At the time of sale, you can subtract the remaining mortgage balance and sale proceeds. You're left with a whopping $22,684 return.
But that doesn't include the money you've shelled out during the last 10 years in property taxes, insurance, maintenance and improvements. Taxes and insurance over the last decade could easily total another $35,000 to $40,000. Now you're losing money — big time. And we're not even worrying about inflation.
Tax deductions could offset some of the pain during that decade, but certainly not enough to ease the pain.
Homeowners can easily overlook the mountain of money they've spent during the course of owning a home when the time comes to sell. There's something about holding a six-figure check that somehow disables the brain's ability to do simple math.
The costs of homeownership rarely meet up with price appreciation. Homeowners who bought in the Dallas area in 1986 didn't see home appreciation until 1998. In 2000, Los Angeles homebuyers finally saw home values return to what they been in 1990. Beyond that, money spent on upgrades and improvements don't generally translate into extra dollars in your pocket come closing day.
Whatever "profit" emerges upon selling your home, chances are you've already spent most of it on taxes, mortgage interest and upkeep.

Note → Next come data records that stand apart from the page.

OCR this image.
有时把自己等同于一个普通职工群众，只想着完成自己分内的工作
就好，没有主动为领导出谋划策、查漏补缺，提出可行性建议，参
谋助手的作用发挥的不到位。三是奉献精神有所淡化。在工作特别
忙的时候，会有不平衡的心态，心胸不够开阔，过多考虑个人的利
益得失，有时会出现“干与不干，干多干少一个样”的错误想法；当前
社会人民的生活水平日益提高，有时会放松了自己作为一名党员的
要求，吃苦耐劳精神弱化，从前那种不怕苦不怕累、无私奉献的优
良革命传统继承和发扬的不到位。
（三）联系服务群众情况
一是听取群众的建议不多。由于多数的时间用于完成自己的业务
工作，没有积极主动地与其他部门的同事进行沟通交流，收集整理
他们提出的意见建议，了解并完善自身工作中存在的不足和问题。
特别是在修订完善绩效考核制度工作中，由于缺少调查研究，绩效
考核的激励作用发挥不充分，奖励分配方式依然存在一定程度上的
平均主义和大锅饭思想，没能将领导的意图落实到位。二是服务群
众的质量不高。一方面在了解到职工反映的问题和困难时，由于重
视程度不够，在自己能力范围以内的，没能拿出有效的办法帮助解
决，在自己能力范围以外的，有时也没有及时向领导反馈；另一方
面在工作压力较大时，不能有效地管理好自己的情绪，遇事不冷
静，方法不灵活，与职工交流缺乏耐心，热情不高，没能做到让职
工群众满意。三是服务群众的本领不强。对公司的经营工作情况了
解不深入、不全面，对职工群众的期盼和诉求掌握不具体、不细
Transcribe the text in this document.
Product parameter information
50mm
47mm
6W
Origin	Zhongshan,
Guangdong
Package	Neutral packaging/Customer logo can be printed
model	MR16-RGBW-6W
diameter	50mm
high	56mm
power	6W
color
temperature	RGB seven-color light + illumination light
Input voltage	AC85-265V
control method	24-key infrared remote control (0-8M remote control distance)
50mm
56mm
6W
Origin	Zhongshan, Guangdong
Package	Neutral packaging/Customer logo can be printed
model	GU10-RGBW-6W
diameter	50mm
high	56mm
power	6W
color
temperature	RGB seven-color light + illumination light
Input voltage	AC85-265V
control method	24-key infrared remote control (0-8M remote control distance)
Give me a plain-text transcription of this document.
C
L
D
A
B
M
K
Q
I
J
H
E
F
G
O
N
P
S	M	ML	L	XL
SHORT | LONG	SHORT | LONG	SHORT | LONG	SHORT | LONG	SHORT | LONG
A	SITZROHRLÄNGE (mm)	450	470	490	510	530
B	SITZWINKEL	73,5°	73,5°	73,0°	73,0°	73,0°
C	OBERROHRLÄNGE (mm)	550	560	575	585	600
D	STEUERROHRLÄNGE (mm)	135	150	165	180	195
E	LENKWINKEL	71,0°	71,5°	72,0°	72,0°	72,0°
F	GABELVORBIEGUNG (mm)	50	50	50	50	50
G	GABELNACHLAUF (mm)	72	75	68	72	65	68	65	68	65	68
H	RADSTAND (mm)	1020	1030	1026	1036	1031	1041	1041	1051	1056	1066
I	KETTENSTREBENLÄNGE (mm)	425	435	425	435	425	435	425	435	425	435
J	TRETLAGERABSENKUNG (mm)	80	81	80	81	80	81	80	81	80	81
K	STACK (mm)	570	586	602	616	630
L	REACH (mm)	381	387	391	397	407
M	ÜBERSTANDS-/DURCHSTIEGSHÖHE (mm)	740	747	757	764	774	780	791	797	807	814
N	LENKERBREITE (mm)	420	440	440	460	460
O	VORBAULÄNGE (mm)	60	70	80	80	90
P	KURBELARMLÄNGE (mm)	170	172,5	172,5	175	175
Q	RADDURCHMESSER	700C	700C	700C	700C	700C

Besides, that "profit" is usually short-lived anyway. Many people turn around days later and pour those funds into a new mortgage.
It's a Lifestyle, Not an Investment
Despite the political pronouncements and moral imperatives, homeownership is not a wise investment. But it's an important cornerstone of American society — one that people still hold tightly to despite boom and bust cycles and the overall grim economic picture. A Rasmussen Report in September 2008 showed two-thirds of Americans believe home buying is the best investment families can make.
While that notion is a complete fallacy, its pervasiveness speaks to how deeply rooted the concept remains, despite mounting evidence to the contrary. For many Americans, homeownership is a right that brings an autonomy and self-fulfillment that renting will never inspire. If owning a home suits your lifestyle, find a trusted lender and the home of your dreams.
But don't view your home as anything other than a place to hang your hat. Grand visions of home ownership as the path to wealth creation will likely leave you hanging your head.